Agora que alguns invocam os papões do desequilíbrio externo, do défice e da dívida, sempre que se fala nos passos que lentamente, muito lentamente, vão sendo dados na reposição de rendimentos e direitos dos trabalhadores, vale a pena olharmos para a estrutura de custos das Empresas Portuguesas.
Para tal recorremos à Informação Empresarial Simplificada (IES) recolhida e tratada pela Central de Balanços do Banco de Portugal e que as Empresas Não Financeiras em Portugal têm que entregar até 15 de Julho do ano seguinte ao da referência dos dados. Apenas as Empresas em Nome Individual, as Actividades Financeiras e a Administração Pública estão excluídas deste tratamento estatístico.
Estrutura de custos operacionais em 2016
Ora em 2016 o universo destas Empresas Não Financeiras, constituído por cerca de 418 mil empresas, apresentava uma estrutura de custos operacionais – custos das mercadorias vendidas e matérias consumidas, fornecimentos e serviços externos (custos com energia, transportes e telecomunicações), custos financeiros, amortizações e gastos com pessoal – com a seguinte distribuição, de acordo com a dimensão das empresas:
Nas micro-empresas, empresas com menos de 10 trabalhadores, os custos das mercadorias vendidas e matérias consumidas representavam 45,9% do total dos custos operacionais, os fornecimentos e serviços externos 25,1%, os juros e amortizações 6,0% e os gastos com pessoal 16%;
Nas pequenas empresas, empresas de 10 a 49 trabalhadores, os custos das mercadorias vendidas e matérias consumidas representavam 50,3% do total dos custos operacionais, os fornecimentos e serviços externos 23,9%, os juros e amortizações 5,2% e os gastos com pessoal 17%;
Nas médias empresas, empresas de 50 a 249 trabalhadores, os custos das mercadorias vendidas e matérias consumidas representavam 51,5% do total dos custos operacionais, os fornecimentos e serviços externos 24,2%, os juros e amortizações 5,6% e os gastos com pessoal 14,7%;
Nas grandes empresas, empresas com 250 ou mais trabalhadores, os custos das mercadorias vendidas e matérias consumidas representavam 56,8% do total dos custos operacionais, os fornecimentos e serviços externos 20%, os juros e amortizações 7,95 e os gastos com pessoal 11,5%.

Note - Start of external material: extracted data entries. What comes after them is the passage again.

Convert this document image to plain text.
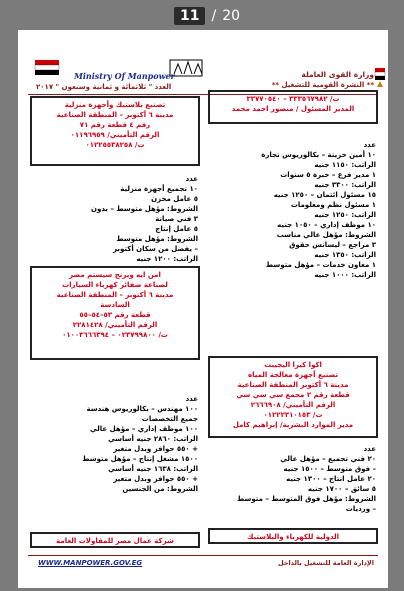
11 / 20
Ministry Of Manpower	وزارة القوى العاملة
** النشرة القومية للتشغيل **
العدد " ثلاثمائة و ثمانية وسبعون " ٢٠١٧
ت/ ٣٣٣٥٦٧٩٨٢ – ٣٣٧٧٠٥٤٠
المدير المسئول / منصور احمد محمد
عدد
١٠ أمين خزينة – بكالوريوس تجارة
الراتب: ١١٥٠ جنيه
١ مدير فرع – خبرة ٥ سنوات
الراتب: ٣٣٠٠ جنيه
١٥ مسئول ائتمان – ١٢٥٠ جنيه
١ مسئول نظم ومعلومات
الراتب: ١٢٥٠ جنيه
١٠ موظف إداري – ١٠٥٠ جنيه
الشروط: مؤهل عالي مناسب
٣ مراجع – ليسانس حقوق
الراتب: ١٣٥٠ جنيه
١ معاون خدمات – مؤهل متوسط
الراتب: ١٠٠٠ جنيه
اكوا كيرا اليجيبت
تصنيع أجهزة معالجة المياه
مدينة ٦ أكتوبر المنطقة الصناعية
قطعة رقم ٢ مجمع سي سي سي
الرقم التأميني/ ٢٦٦٦٩٠٨
ت/ ٠١٢٢٢٣١٠١٥٣
مدير الموارد البشرية/ إبراهيم كامل
عدد
٢٠ فني تجميع – مؤهل عالي
– فوق متوسط – ١٥٠٠ جنيه
٢٠ عامل انتاج – ١٣٠٠ جنيه
٥ سائق – ١٧٠٠ جنيه
الشروط: مؤهل فوق المتوسط – متوسط
– ورديات
الدولية للكهرباء والبلاستيك
تصنيع بلاستيك وأجهزة منزلية
مدينة ٦ أكتوبر – المنطقة الصناعية
رقم ٤ قطعة رقم ٧١
الرقم التأميني/ ٠١١٩٦٩٥٩
ت/ ٠١٢٢٥٥٣٨٢٥٨
عدد
١٠ تجميع أجهزة منزلية
٥ عامل مخزن
الشروط: مؤهل متوسط – بدون
٣ فني صيانة
٥ عامل إنتاج
الشروط: مؤهل متوسط
– يفضل من سكان أكتوبر
الراتب: ١٢٠٠ جنيه
امن ايه ويرنج سيستم مصر
لصناعة ضفائر كهرباء السيارات
مدينة ٦ أكتوبر – المنطقة الصناعية
السادسة
قطعة رقم ٥٣–٥٤–٥٥
الرقم التأميني/ ٢٢٨١٤٢٨
ت/ ٠٢٣٧٩٩٨٠٠ – ٠١٠٠٣٦٦٦٣٩٤
عدد
١٠٠ مهندس – بكالوريوس هندسة
جميع التخصصات
١٠٠ موظف إداري – مؤهل عالي
الراتب: ٢٨٦٠ جنيه أساسي
+ ٥٥٠ حوافز وبدل متغير
١٥٠٠ مشغل إنتاج – مؤهل متوسط
الراتب: ١٦٣٨ جنيه أساسي
+ ٥٥٠ حوافز وبدل متغير
الشروط: من الجنسين
شركة عمال مصر للمقاولات العامة
WWW.MANPOWER.GOV.EG	الإدارة العامة للتشغيل بالداخل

«mesmo num cenário extremo de aumentos salariais significativos num contexto de baixa inflação, ao contrário do que invocam patrões e muitos daqueles que na comunicação social dominante os servem, os acréscimos de custos salariais nos custos operacionais são sempre bem mais reduzidos do que serão aumentos do mesmo nível de outros custos intermédios»
Conclui-se assim, da última informação recolhida pela Central de Balanços do Banco de Portugal, que, em média, 52,5% dos custos operacionais das empresas portuguesas não financeiras são custos com mercadorias vendidas e matérias consumidas, 22,5% são custos com fornecimentos externos, 6,5% custos com juros e amortizações e 14% custos com pessoal.
A parcela dos custos operacionais cujo crescimento tanto parece atormentar as Confederações Patronais – as despesas com pessoal nas nossas empresas – afinal pesa, na pior das hipóteses, 1/6 dos custos operacionais de uma empresa, chegando no caso dos grandes grupos económicos a representar apenas pouco mais de 1/10 desses custos.
Se os acréscimos salariais não são significativos, afinal onde está o problema?
Ou seja, mesmo num cenário extremo de aumentos salariais significativos num contexto de baixa inflação, ao contrário do que invocam patrões e muitos daqueles que na comunicação social dominante os servem, os acréscimos de custos salariais nos custos operacionais são sempre bem mais reduzidos do que serão aumentos do mesmo nível de outros custos intermédios, sejam eles energéticos ou outros.
Assim sendo, são mais profundas as razões que fazem com que os detentores do capital, os patrões e as Confederações Empresariais que os representam, só através de formas avançadas de luta acabem por ceder às justas reivindicações dos trabalhadores de uma melhor distribuição do rendimento produzido nas Empresas, entre o trabalho, através do salários e o capital, através da mais-valia.
Esta é a contradição fundamental do capitalismo, a repartição do rendimento gerado pelos trabalhadores entre trabalho e capital, reflectida na produção da mais-valia e na taxa de exploração do trabalhador pelo capitalista.
Sempre que os trabalhadores vêem os seus salários crescer mais do que o rendimento que geram, eles estão simultaneamente a reduzir o seu tempo de trabalho diário não pago e a reduzir a taxa de mais-valia, pondo em causa a lei económica fundamental do capitalismo a produção de mais-valia.
É esta a principal contradição do sistema capitalista em que vivemos e que coloca em campos opostos os trabalhadores, detentores da força de trabalho, e os capitalistas, donos do capital.